Culture

Corvallis district may rename school after Kathryn Harrison

06.03.2021 Dean Rhodes People, Education, Elder Profile
Kathryn Harrison (Smoke Signals file photo)

 

By Dean Rhodes

Smoke Signals editor

Students in the Corvallis School District may soon be attending a school named after Kathryn Harrison, a key figure in the Grand Ronde Tribe’s Restoration effort and a longtime Tribal Council chairwoman.

Corvallis School District Superintendent Ryan Noss said that Harrison is one of three people he plans on recommending to the School Board on Thursday, June 10.

Harrison, who at 97 is the Tribe’s eldest Elder, said on Thursday, June 3, that she was “humbled and very flattered.”

“We are humbled and flattered that she would say yes,” Noss said.

The process started in August 2020, according to the Corvallis Gazette-Times, when the Corvallis School Board voted to remove the names of former presidents Herbert Hoover, Thomas Jefferson and Woodrow Wilson from elementary schools because the men engaged in racist practices. The schools then temporarily adopted the names of their mascots for the 2020-21 academic year.

In December 2020, the Corvallis School District formed a Renaming Task Force to find new names for Husky, Jaguar and Wildcat elementary schools, and potentially some of the other 14 district-owned buildings. Harrison’s name would be applied to the Jaguar elementary school.
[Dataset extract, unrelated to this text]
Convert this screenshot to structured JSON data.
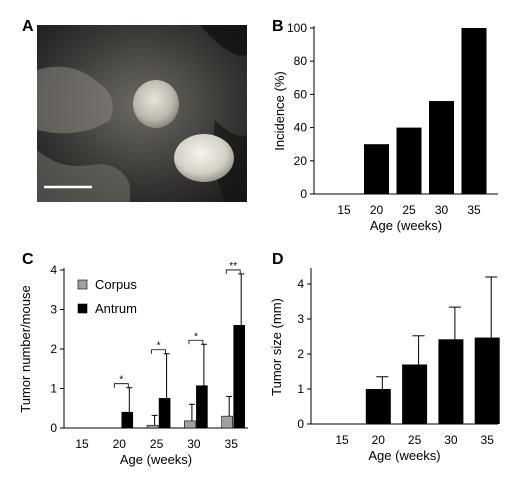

The Renaming Task Force included 13 members who ranged in age from fifth-graders to adults, nearly equally split between genders, and spanning at least five ethic groups.

Corvallis School Board member and task force liaison Luhui Whitebear is a former employee of the Confederated Tribes of Grand Ronde.
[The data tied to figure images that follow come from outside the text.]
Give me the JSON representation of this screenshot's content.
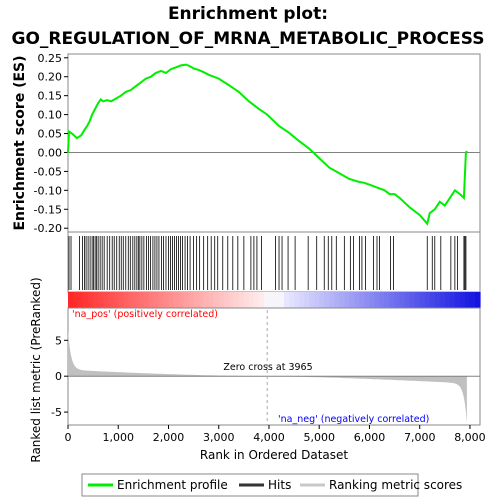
{
  "chart_data": {
    "type": "line",
    "title": [
      "Enrichment plot:",
      "GO_REGULATION_OF_MRNA_METABOLIC_PROCESS"
    ],
    "xlabel": "Rank in Ordered Dataset",
    "ylabel_top": "Enrichment score (ES)",
    "ylabel_bottom": "Ranked list metric (PreRanked)",
    "xlim": [
      0,
      8200
    ],
    "x_ticks": [
      0,
      1000,
      2000,
      3000,
      4000,
      5000,
      6000,
      7000,
      8000
    ],
    "x_tick_labels": [
      "0",
      "1,000",
      "2,000",
      "3,000",
      "4,000",
      "5,000",
      "6,000",
      "7,000",
      "8,000"
    ],
    "es_ylim": [
      -0.21,
      0.26
    ],
    "es_ticks": [
      -0.2,
      -0.15,
      -0.1,
      -0.05,
      0.0,
      0.05,
      0.1,
      0.15,
      0.2,
      0.25
    ],
    "es_tick_labels": [
      "-0.20",
      "-0.15",
      "-0.10",
      "-0.05",
      "0.00",
      "0.05",
      "0.10",
      "0.15",
      "0.20",
      "0.25"
    ],
    "metric_ylim": [
      -6.8,
      9.5
    ],
    "metric_ticks": [
      5,
      0,
      -5
    ],
    "metric_tick_labels": [
      "5",
      "0",
      "-5"
    ],
    "series": [
      {
        "name": "Enrichment profile",
        "color": "#00ee00",
        "x": [
          0,
          20,
          80,
          180,
          260,
          330,
          380,
          430,
          480,
          540,
          600,
          650,
          700,
          780,
          860,
          950,
          1050,
          1150,
          1250,
          1350,
          1450,
          1550,
          1650,
          1750,
          1850,
          1950,
          2050,
          2150,
          2250,
          2350,
          2420,
          2500,
          2600,
          2700,
          2800,
          2900,
          3000,
          3200,
          3400,
          3600,
          3800,
          3965,
          4200,
          4400,
          4600,
          4800,
          5000,
          5200,
          5400,
          5600,
          5800,
          5900,
          6000,
          6100,
          6200,
          6300,
          6400,
          6500,
          6600,
          6800,
          7000,
          7150,
          7200,
          7300,
          7400,
          7500,
          7600,
          7700,
          7800,
          7880,
          7900,
          7920,
          7940
        ],
        "y": [
          0.0,
          0.055,
          0.05,
          0.038,
          0.045,
          0.06,
          0.07,
          0.082,
          0.1,
          0.115,
          0.13,
          0.14,
          0.135,
          0.138,
          0.135,
          0.142,
          0.15,
          0.16,
          0.165,
          0.175,
          0.185,
          0.195,
          0.2,
          0.21,
          0.215,
          0.21,
          0.22,
          0.225,
          0.23,
          0.232,
          0.228,
          0.222,
          0.218,
          0.212,
          0.205,
          0.2,
          0.195,
          0.178,
          0.16,
          0.135,
          0.115,
          0.1,
          0.07,
          0.052,
          0.03,
          0.01,
          -0.015,
          -0.04,
          -0.055,
          -0.07,
          -0.078,
          -0.08,
          -0.085,
          -0.09,
          -0.095,
          -0.1,
          -0.11,
          -0.11,
          -0.12,
          -0.145,
          -0.165,
          -0.188,
          -0.16,
          -0.15,
          -0.13,
          -0.14,
          -0.12,
          -0.1,
          -0.11,
          -0.12,
          -0.06,
          0.0,
          0.003
        ]
      }
    ],
    "hits": [
      20,
      60,
      230,
      290,
      330,
      360,
      400,
      440,
      480,
      510,
      540,
      570,
      600,
      640,
      680,
      720,
      780,
      830,
      880,
      920,
      970,
      1020,
      1060,
      1100,
      1150,
      1200,
      1240,
      1290,
      1330,
      1370,
      1400,
      1430,
      1470,
      1510,
      1560,
      1600,
      1640,
      1690,
      1730,
      1770,
      1810,
      1860,
      1900,
      1950,
      2000,
      2040,
      2080,
      2120,
      2160,
      2200,
      2240,
      2280,
      2330,
      2380,
      2430,
      2500,
      2560,
      2620,
      2700,
      2780,
      2850,
      2920,
      2980,
      3080,
      3180,
      3280,
      3380,
      3500,
      3640,
      3700,
      3760,
      3850,
      4130,
      4200,
      4260,
      4380,
      4520,
      4780,
      4950,
      5100,
      5180,
      5250,
      5340,
      5500,
      5620,
      5680,
      5800,
      5850,
      5920,
      6080,
      6150,
      6200,
      6420,
      6480,
      7150,
      7250,
      7300,
      7420,
      7620,
      7700,
      7750,
      7880,
      7900,
      7920
    ],
    "legend": [
      {
        "label": "Enrichment profile",
        "color": "#00ee00"
      },
      {
        "label": "Hits",
        "color": "#333333"
      },
      {
        "label": "Ranking metric scores",
        "color": "#c8c8c8"
      }
    ],
    "annotations": {
      "pos_label": "'na_pos' (positively correlated)",
      "neg_label": "'na_neg' (negatively correlated)",
      "zero_cross": "Zero cross at 3965",
      "zero_cross_x": 3965
    },
    "colors": {
      "pos_label": "#ff0000",
      "neg_label": "#0000ff",
      "metric_fill": "#c0c0c0",
      "grid_zero": "#808080"
    }
  }
}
Harrison’s name was among the top 20 suggestions that the task force considered. The top names also included Chepenefa, which was an indigenous Kalapuyan group that lived in present-day Corvallis; Bessie Coleman, the first known African American and Native American woman to hold a pilot’s license; and Tiacan, a Santiam Kalapuya principal chief.

The task force filtered suggestions through six criteria, the Gazette-Times reported, emphasizing names that evoke inspiration, reflect commitments to social justice, represent women, honor local Indigenous history, show the community’s connection to place and reject white dominance.
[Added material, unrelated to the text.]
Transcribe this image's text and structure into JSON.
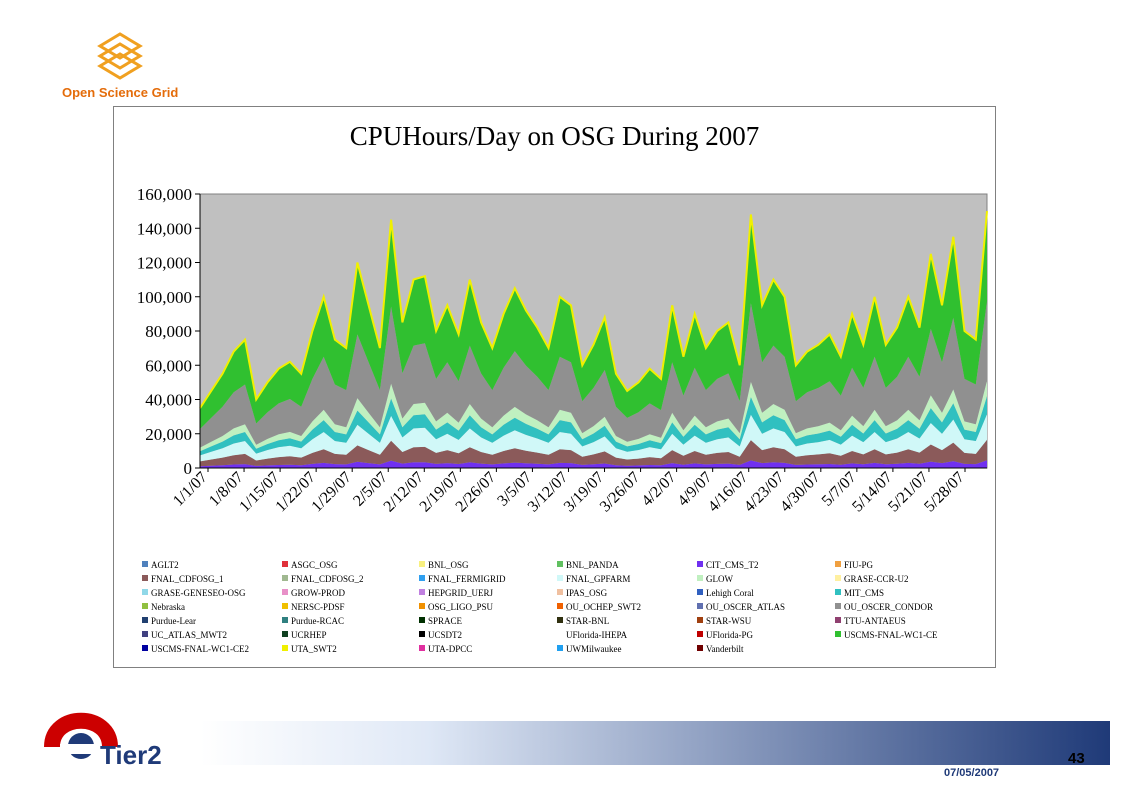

After the top 20 suggestions were released to the public, the task force received feedback from 150 community members and 187 students returned surveys sent out by Noss.

“There were about four people who received almost unanimous support, and Kathryn was one of them,” Noss said.

Public comments were most in favor of Harrison, Letitia Carson and Chepenefa. Students leaned toward Harrison as well, and Harriet Tubman and John Lewis.

Carson was the only Black woman in Oregon to secure a land claim as a result of the 1862 Homestead Act. Tubman was known for her Underground Railroad abolitionist movement and Lewis was a Georgia politician and one of the original Freedom Riders.

Noss said that in addition to Harrison, he will be recommending Coleman and Carson as new elementary school names and that he is “pretty confident” the board will accept his recommendation. He said the School Board will not make his recommendation official until early September.

Harrison was born Kathryn May Jones in 1924 in Corvallis to Harry William Jones and Ella Flemming. Her father was Molalla and her mother Eyak. She attended school in Corvallis before enrolling in Chemawa Indian School in Salem.

She was a key participant in the Grand Ronde Tribe’s early 1980s Restoration efforts and was one of five Tribal members who testified before the U.S. House of Representatives on Oct. 18, 1983, in support of restoring the Tribe to federal recognition. The Tribe’s federal recognition had been Terminated 29 years earlier in 1954.

After the Tribe was restored on Nov. 22, 1983, she continued her service to her people on Tribal Council from 1984 to 2001. During her time on Tribal Council, she served as secretary, vice chair and six years as Tribal chairwoman. She never lost a Tribal Council election and was the first woman to serve as Tribal chair.

During her time on Tribal Council, she helped guide the Tribe into gaming through the signing of a compact with Oregon Gov. Barbara Roberts in July 1993. She also suggested the Tribe start endowment funds to benefit education, health care, economic development, and social and cultural programs. Those funds continue to be an important economic resource to this day for the Tribe.

Today, she lives at an adult foster care facility in Salem.

 

Includes information from the Corvallis Gazette-Times.